By Petrik Clarberg1, Robert Toth1, Jon Hasselgren1, Jim Nilsson1, Tomas Akenine-Möller1, 2
Intel Corporation1, Lund University2
We propose a powerful hardware architecture for pixel shading, which enables flexible control of shading rates and automatic shading reuse between triangles in tessellated primitives. The main goal is efficient pixel shading for moderately to finely tessellated geometry, which is not handled well by current GPUs. Our method effectively decouples the cost of pixel shading from the geometric complexity. It thereby enables a wider use of tessellation and fine geometry, even at very limited power budgets.The core idea is to shade over small local grids in parametric patch space, and reuse shading for nearby samples. We also support the decomposition of shaders into multiple parts, which are shaded at different frequencies. Shading rates can be locally and adaptively controlled, in order to direct the computations to visually important areas and to provide performance scaling with a graceful degradation of quality.

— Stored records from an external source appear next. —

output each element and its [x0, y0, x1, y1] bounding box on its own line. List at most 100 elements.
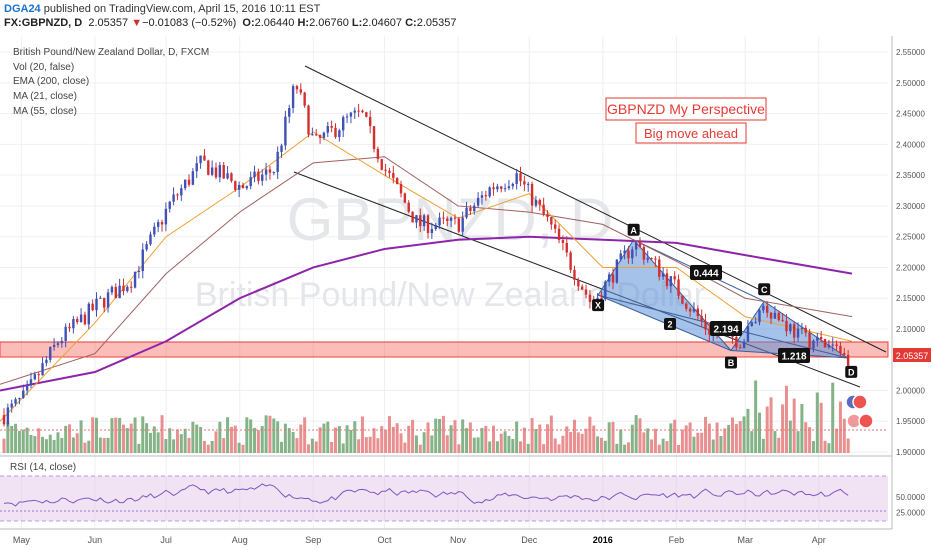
- volume-bar: [684, 425, 688, 453]
- legend-item: Vol (20, false): [13, 62, 74, 73]
- volume-bar: [769, 397, 773, 453]
- time-axis[interactable]: May Jun Jul Aug Sep Oct Nov Dec 2016 Feb Mar Apr: [13, 535, 826, 545]
- candle-body: [627, 250, 630, 259]
- candle-body: [342, 117, 345, 131]
- candle-body: [203, 155, 206, 161]
- volume-bar: [742, 416, 746, 453]
- candle-body: [83, 314, 87, 325]
- close-value: 2.05357: [416, 17, 457, 29]
- volume-bar: [607, 422, 611, 453]
- volume-bars: [2, 380, 850, 453]
- rsi-band: [0, 476, 888, 521]
- volume-bar: [495, 441, 499, 453]
- candle-body: [615, 259, 619, 283]
- annotation-boxes[interactable]: GBPNZD My Perspective Big move ahead: [605, 97, 767, 144]
- volume-bar: [372, 428, 376, 453]
- volume-bar: [341, 443, 345, 453]
- candle-body: [149, 234, 152, 245]
- volume-bar: [680, 429, 684, 453]
- candle-body: [33, 374, 37, 380]
- candle-body: [133, 271, 137, 288]
- candle-body: [704, 320, 707, 330]
- candle-body: [538, 199, 541, 205]
- candle-body: [816, 337, 819, 341]
- close-label: C:: [405, 17, 417, 29]
- candle-body: [446, 218, 449, 221]
- author-name[interactable]: DGA24: [4, 3, 41, 15]
- candle-body: [118, 285, 121, 299]
- volume-bar: [241, 444, 245, 453]
- ma-21-line: [0, 131, 853, 422]
- volume-bar: [503, 431, 507, 453]
- annotation-box-move[interactable]: [635, 122, 747, 144]
- volume-bar: [357, 439, 361, 453]
- event-icon[interactable]: [858, 413, 874, 429]
- symbol-name[interactable]: FX:GBPNZD, D: [4, 17, 83, 29]
- channel-upper-line[interactable]: [304, 65, 887, 353]
- volume-bar: [75, 433, 79, 453]
- x-tick-label: May: [13, 535, 31, 545]
- candle-body: [461, 217, 464, 232]
- candle-body: [187, 179, 191, 185]
- volume-bar: [14, 423, 18, 453]
- pattern-point-label: D: [848, 367, 855, 377]
- candle-body: [623, 250, 626, 254]
- volume-bar: [164, 439, 168, 453]
- volume-bar: [95, 417, 99, 453]
- candle-body: [60, 340, 64, 344]
- volume-bar: [214, 431, 218, 453]
- annotation-box-perspective[interactable]: [605, 97, 767, 121]
- volume-bar: [688, 422, 692, 453]
- volume-bar: [264, 415, 268, 453]
- volume-bar: [353, 421, 357, 453]
- volume-bar: [280, 441, 284, 453]
- volume-bar: [511, 439, 515, 453]
- candle-body: [777, 312, 780, 321]
- volume-bar: [634, 415, 638, 453]
- rsi-pane[interactable]: RSI (14, close): [0, 462, 888, 522]
- volume-bar: [792, 398, 796, 453]
- price-axis[interactable]: 2.55000 2.50000 2.45000 2.40000 2.35000 2.300…: [891, 36, 925, 529]
- volume-bar: [777, 437, 781, 453]
- volume-bar: [519, 441, 523, 453]
- volume-bar: [626, 442, 630, 453]
- volume-bar: [160, 415, 164, 453]
- candle-body: [812, 340, 815, 349]
- volume-bar: [815, 392, 819, 453]
- volume-bar: [395, 423, 399, 453]
- volume-bar: [283, 423, 287, 453]
- volume-bar: [91, 417, 95, 453]
- pattern-point-badge: [845, 365, 858, 378]
- candle-body: [210, 167, 214, 175]
- volume-bar: [114, 417, 118, 453]
- volume-bar: [253, 427, 257, 453]
- volume-bar: [434, 418, 438, 453]
- candle-body: [708, 329, 711, 335]
- candle-body: [87, 303, 90, 325]
- candle-body: [249, 177, 252, 187]
- candle-body: [95, 298, 98, 311]
- event-icons[interactable]: [845, 394, 874, 429]
- candle-body: [573, 269, 576, 280]
- volume-bar: [314, 441, 318, 453]
- event-icon[interactable]: [852, 394, 868, 410]
- volume-bar: [630, 424, 634, 453]
- candle-body: [357, 110, 360, 112]
- fib-ratio-label: 1.218: [781, 352, 806, 363]
- volume-bar: [553, 438, 557, 453]
- candle-body: [29, 379, 33, 386]
- candle-body: [658, 259, 661, 277]
- fib-ratio-label: 2.194: [713, 325, 738, 336]
- volume-bar: [218, 421, 222, 453]
- candle-body: [557, 228, 561, 241]
- candle-body: [792, 324, 796, 338]
- candle-body: [492, 187, 495, 190]
- volume-bar: [299, 424, 303, 453]
- candle-body: [584, 289, 588, 295]
- volume-bar: [757, 412, 761, 453]
- y-tick-label: 2.25000: [896, 233, 925, 242]
- candle-body: [773, 312, 777, 319]
- candle-body: [272, 171, 276, 173]
- candle-body: [141, 249, 144, 272]
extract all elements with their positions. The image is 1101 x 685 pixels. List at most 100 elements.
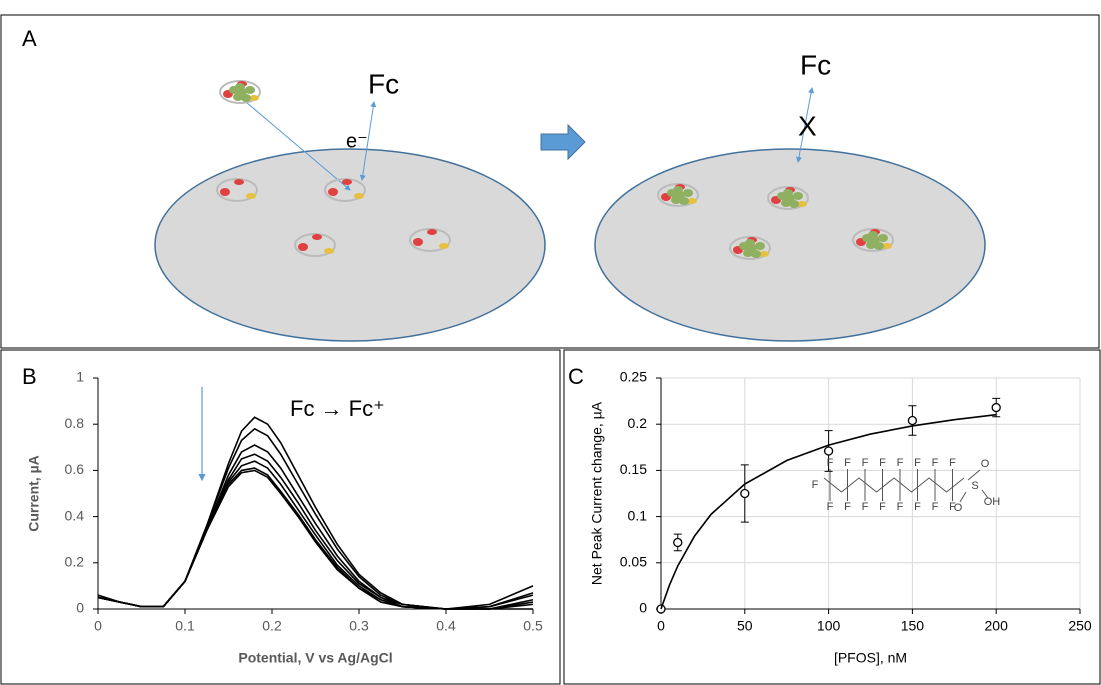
atom-label: F <box>827 501 834 513</box>
analyte <box>245 86 255 94</box>
analyte <box>789 200 799 208</box>
receptor-ring <box>852 228 894 252</box>
receptor-ring <box>767 186 809 210</box>
y-tick-label: 1 <box>76 369 84 385</box>
y-tick-label: 0.4 <box>65 507 85 523</box>
icons <box>216 80 894 260</box>
curve <box>97 444 534 610</box>
y-tick-label: 0 <box>76 600 84 616</box>
y-tick-label: 0.2 <box>65 554 85 570</box>
receptor-ring <box>657 183 699 207</box>
electrode <box>154 148 546 342</box>
atom-label: F <box>914 457 921 469</box>
process-arrow <box>540 123 586 161</box>
analyte <box>755 242 765 250</box>
data-point <box>907 415 918 426</box>
curve <box>97 427 534 610</box>
analyte <box>874 242 884 250</box>
receptor-red <box>328 188 338 196</box>
fc-label: Fc <box>368 68 399 99</box>
analyte <box>233 93 243 101</box>
analyte <box>241 94 251 102</box>
electrode <box>594 148 986 342</box>
receptor-yellow <box>246 193 256 199</box>
data-point <box>823 446 834 456</box>
x-tick-label: 200 <box>985 618 1009 634</box>
atom-label: F <box>812 479 819 491</box>
analyte <box>745 239 755 247</box>
bond <box>823 477 965 493</box>
data-point <box>740 488 750 499</box>
panel-a-frame <box>0 14 1100 349</box>
chart-title: Fc → Fc⁺ <box>290 396 385 421</box>
panel-label: C <box>568 364 584 389</box>
atom-label: O <box>954 502 963 514</box>
receptor-yellow <box>249 95 259 101</box>
analyte <box>781 199 791 207</box>
y-tick-label: 0.8 <box>65 415 85 431</box>
data-point <box>991 402 1001 413</box>
receptor-yellow <box>882 243 892 249</box>
curve <box>97 469 533 610</box>
atom-label: S <box>971 480 978 492</box>
analyte <box>751 250 761 258</box>
atom-label: F <box>844 501 851 513</box>
y-axis-label: Net Peak Current change, µA <box>589 401 605 585</box>
receptor-yellow <box>354 193 364 199</box>
analyte <box>878 234 888 242</box>
receptor-red <box>427 229 437 235</box>
y-tick-label: 0.05 <box>620 554 647 570</box>
atom-label: F <box>949 457 956 469</box>
atom-label: F <box>862 457 869 469</box>
x-tick-label: 0 <box>657 618 665 634</box>
fc-label: Fc <box>800 49 831 80</box>
x-tick-label: 50 <box>737 618 753 634</box>
atom-label: F <box>879 501 886 513</box>
atom-label: F <box>827 457 834 469</box>
receptor-yellow <box>687 198 697 204</box>
x-tick-label: 0 <box>94 618 102 634</box>
receptor-red <box>220 188 230 196</box>
x-tick-label: 0.2 <box>262 618 282 634</box>
receptor-red <box>312 234 322 240</box>
bond <box>959 469 989 503</box>
y-tick-label: 0.25 <box>620 369 647 385</box>
panel-label: A <box>22 26 37 51</box>
receptor-ring <box>729 236 771 260</box>
x-tick-label: 100 <box>817 618 841 634</box>
y-tick-label: 0.15 <box>620 461 647 477</box>
x-tick-label: 0.4 <box>436 618 456 634</box>
receptor-yellow <box>797 201 807 207</box>
x-tick-label: 0.5 <box>523 618 543 634</box>
receptor-yellow <box>759 251 769 257</box>
curve <box>97 467 534 610</box>
x-tick-label: 150 <box>901 618 925 634</box>
receptor-red <box>342 179 352 185</box>
x-axis-label: Potential, V vs Ag/AgCl <box>238 650 392 666</box>
receptor-ring <box>219 80 261 104</box>
atom-label: OH <box>984 496 1001 508</box>
blocked-label: X <box>798 110 817 141</box>
data-point <box>673 537 683 548</box>
atom-label: F <box>932 457 939 469</box>
atom-label: F <box>897 501 904 513</box>
atom-label: F <box>879 457 886 469</box>
panel-b-frame <box>0 349 561 685</box>
receptor-ring <box>409 228 451 252</box>
x-tick-label: 0.1 <box>175 618 195 634</box>
receptor-ring <box>324 178 366 202</box>
atom-label: F <box>862 501 869 513</box>
curve <box>97 453 534 610</box>
analyte <box>673 186 683 194</box>
atom-label: F <box>949 501 956 513</box>
y-tick-label: 0.2 <box>628 415 648 431</box>
arrow <box>795 87 815 163</box>
atom-label: O <box>981 458 990 470</box>
atom-label: F <box>897 457 904 469</box>
atom-label: F <box>914 501 921 513</box>
analyte <box>866 241 876 249</box>
y-tick-label: 0.6 <box>65 461 85 477</box>
receptor-yellow <box>439 243 449 249</box>
receptor-red <box>413 238 423 246</box>
receptor-ring <box>216 178 258 202</box>
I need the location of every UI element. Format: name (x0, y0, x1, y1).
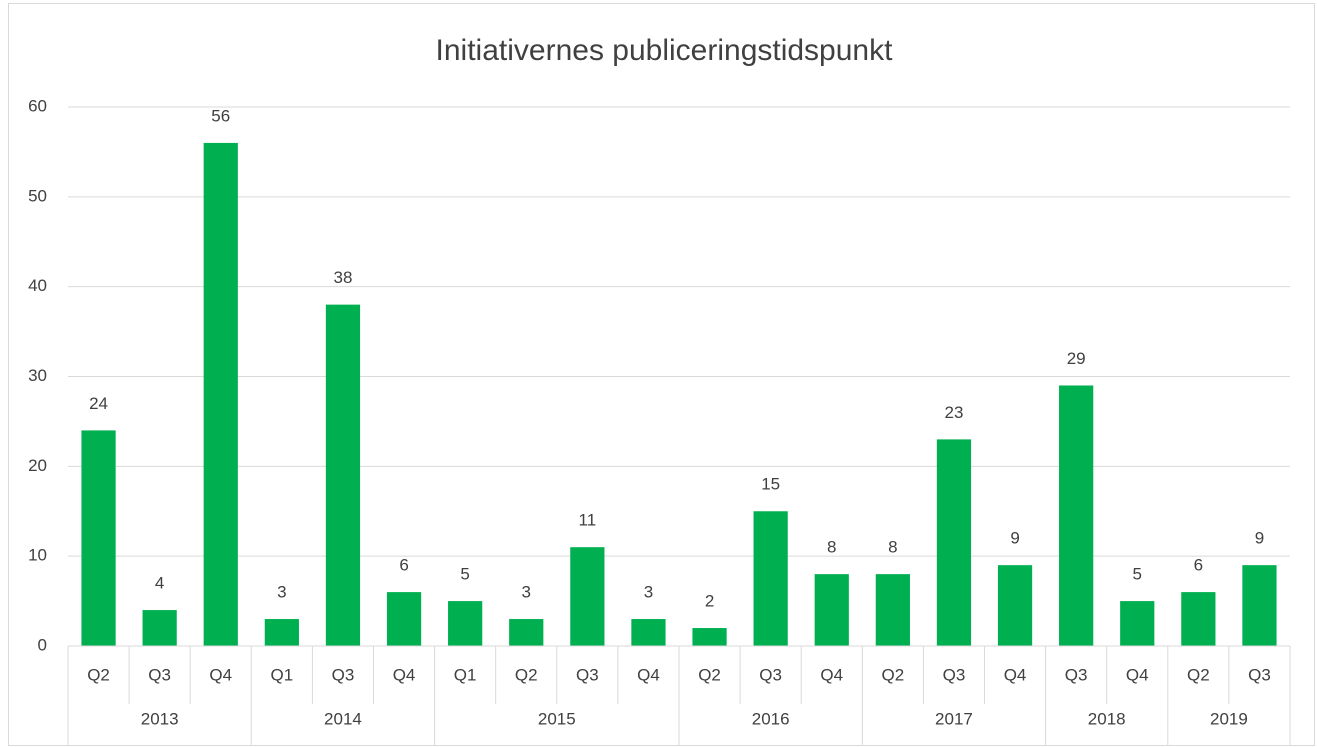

Another important benefit of shading in patch space is that it allows efficient rendering of distribution effects, which further closes the gap between real-time and offline rendering.
Citation: Petrik Clarberg, Robert Toth, Jon Hasselgren, Jim Nilsson, Tomas Akenine-Möller, “AMFS: Adaptive Multi-Frequency Shading for Future Graphics Processors”, ACM Transactions on Graphics (Proceedings of SIGGRAPH 2014), vol. 33(4), 2014.